After the ballet I realized I hadn’t picked up post cards, so we started looking around for them. Nowhere sells postcards in the Ukraine. The closest I could find was greeting cards. Eventually we did find a book store that sold them, although the sales clerk insisted they did not have them.

Dinner

I wanted to go somewhere nice for dinner. We did go to a decent restaurant our first night in Kiev, but I wouldn’t necessarily call it nice. I figured a nice steakhouse would do. Looking up restaurants in Trip Advisor I browsed past a Brazilian steakhouse! It wasn’t expensive and had decent reviews.  We called and confirmed they were serving food for another 45 minutes.

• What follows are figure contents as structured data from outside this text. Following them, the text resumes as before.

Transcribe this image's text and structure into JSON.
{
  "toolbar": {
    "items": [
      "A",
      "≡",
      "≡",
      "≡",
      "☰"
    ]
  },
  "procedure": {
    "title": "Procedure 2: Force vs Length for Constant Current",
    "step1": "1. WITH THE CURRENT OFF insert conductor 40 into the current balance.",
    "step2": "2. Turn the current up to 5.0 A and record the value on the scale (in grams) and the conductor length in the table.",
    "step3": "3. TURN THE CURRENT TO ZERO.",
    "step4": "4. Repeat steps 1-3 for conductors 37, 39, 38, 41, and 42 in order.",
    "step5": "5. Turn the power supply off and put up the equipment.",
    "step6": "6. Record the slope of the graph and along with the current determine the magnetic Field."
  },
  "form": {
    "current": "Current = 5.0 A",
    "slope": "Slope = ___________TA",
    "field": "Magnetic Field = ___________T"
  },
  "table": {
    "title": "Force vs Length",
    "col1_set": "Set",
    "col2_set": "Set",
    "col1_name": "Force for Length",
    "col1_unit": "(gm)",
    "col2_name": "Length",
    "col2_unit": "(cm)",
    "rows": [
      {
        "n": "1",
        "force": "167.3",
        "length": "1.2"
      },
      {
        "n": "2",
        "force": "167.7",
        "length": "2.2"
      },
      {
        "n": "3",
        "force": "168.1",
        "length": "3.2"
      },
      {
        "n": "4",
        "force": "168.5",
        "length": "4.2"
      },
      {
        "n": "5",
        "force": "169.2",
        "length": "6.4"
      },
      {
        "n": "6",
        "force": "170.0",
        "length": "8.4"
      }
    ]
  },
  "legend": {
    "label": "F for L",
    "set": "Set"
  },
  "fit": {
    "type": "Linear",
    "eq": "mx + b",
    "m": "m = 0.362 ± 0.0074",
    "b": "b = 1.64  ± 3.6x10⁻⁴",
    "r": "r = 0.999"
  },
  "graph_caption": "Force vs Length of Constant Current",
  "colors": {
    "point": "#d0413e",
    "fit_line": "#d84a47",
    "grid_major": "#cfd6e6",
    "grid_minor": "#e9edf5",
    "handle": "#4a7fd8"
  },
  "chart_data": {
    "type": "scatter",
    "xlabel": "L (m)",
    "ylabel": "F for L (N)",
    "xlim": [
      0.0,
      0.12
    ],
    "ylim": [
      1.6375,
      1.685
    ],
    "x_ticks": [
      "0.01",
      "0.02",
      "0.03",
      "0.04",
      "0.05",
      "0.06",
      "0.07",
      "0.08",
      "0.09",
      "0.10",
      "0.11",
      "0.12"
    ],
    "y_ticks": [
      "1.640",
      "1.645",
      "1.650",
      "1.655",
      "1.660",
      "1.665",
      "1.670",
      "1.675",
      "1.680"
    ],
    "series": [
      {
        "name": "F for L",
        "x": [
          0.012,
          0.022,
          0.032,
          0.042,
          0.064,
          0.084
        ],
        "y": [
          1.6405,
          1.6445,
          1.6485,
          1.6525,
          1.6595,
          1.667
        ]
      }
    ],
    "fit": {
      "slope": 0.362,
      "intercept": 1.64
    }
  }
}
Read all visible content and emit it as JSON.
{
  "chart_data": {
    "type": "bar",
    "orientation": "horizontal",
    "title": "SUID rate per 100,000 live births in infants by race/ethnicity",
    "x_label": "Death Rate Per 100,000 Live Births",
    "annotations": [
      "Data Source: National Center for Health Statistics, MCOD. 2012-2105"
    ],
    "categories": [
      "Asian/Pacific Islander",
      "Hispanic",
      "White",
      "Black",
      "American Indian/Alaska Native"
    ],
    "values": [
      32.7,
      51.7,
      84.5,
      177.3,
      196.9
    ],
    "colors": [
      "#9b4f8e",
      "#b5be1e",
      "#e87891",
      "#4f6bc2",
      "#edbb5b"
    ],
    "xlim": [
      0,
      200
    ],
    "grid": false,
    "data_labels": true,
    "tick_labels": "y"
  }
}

We tried to fetch a cab, but the driver wanted 100 UAH (about $12) to drive us the 1 mile distance. She was offended and walked away. He chased her down saying he could make it work, signaling to negotiate. She was disgusted though and told him where to go.  The next cab we approached offered to do it for less than half of what the first driver wanted. The catch was we had to wait for another couple to board the cap – we’d get dropped off first though en route. During the ride the Ukrainian engaged in conversation that clearly upset the taxi driver. He wasn’t screaming at her, but he was clearly angry. Her behavior surprised me the though. She was passionate about what she was saying, but she didn’t raise her voice or even display anger. She just kept talking faster and faster. Boy could she spit words out fast. I couldn’t understand a word they were saying. I was impressed with how fast she was talking though. She would tell me later she told the cab driver the first cabbie wanted 100 UAH which she felt was a rip off. Our present driver felt it was an acceptable rate. From there, the conversation turned into a discussion about communism. Something she very much feels ‘is stupid’.  

We arrived at the Brazilian steakhouse about 15 minutes later, allowing us about 30 minutes to eat. When we arrived though they had said they were already closed. I thought about asking to talk to a manager, but held off on bringing it up until we left. I asked the Ukrainian if talking to a manager would have made a difference, but she was doubtful. "This is the Ukraine" I would hear again. Given that she lived in this country her whole life, I was surprised by how frustrated she was with the situation. I found another steakhouse, this place was actually where I wanted to go originally but was distracted by the Brazilian option.  After a quick phone call to get a cab we were on our way.

The Steakhouse was called The Goodman, and there were many reviews left by westerns on TripAdvisor saying it was fantastic. The restaurant was located in a different part of Kiev that was more of an office district. Several tall buildings, about 20 stories or so, surrounded the area. The main levels of all buildings were retail spaces. Microsoft had offices in one of the newer towers, as did other Western companies. I assumed this is where many of the staff and visitors ate and entertained.

The steakhouse was nice, kinda a cross between Gibson's and Wildfire. The steaks were good, but not on par with either. They were though extremely expensive, easily on par with Gibson's pricing. The restaurant stated all meat was flown in from Australia or US and aged. All in all it was a fantastic meal. The Ukrainian's face dropped when she was the prices. I had run out of Ukrainian funny money the day before, so she was picking up a lot of the museum tickets. They weren't expensive by any means, but it was nice not having to worry about finding an ATM.  I got the rib eye, she got lamb. Both were pretty good.

Returning

We returned late, well after midnight. The staff let the Ukrainian know we left the water on, causing the room to flood. They said they cleaned it up for us though. When we got the room there was no evidence of a flood. Nothing was wet. The Ukrainian’s flight was at 10am tomorrow, mine was much later, around 3:30pm. The airport offered luggage storage and there was an aviation museum. After the Ukrainian’s flight departed I planned to kill some time at the museum. It would be an early morning!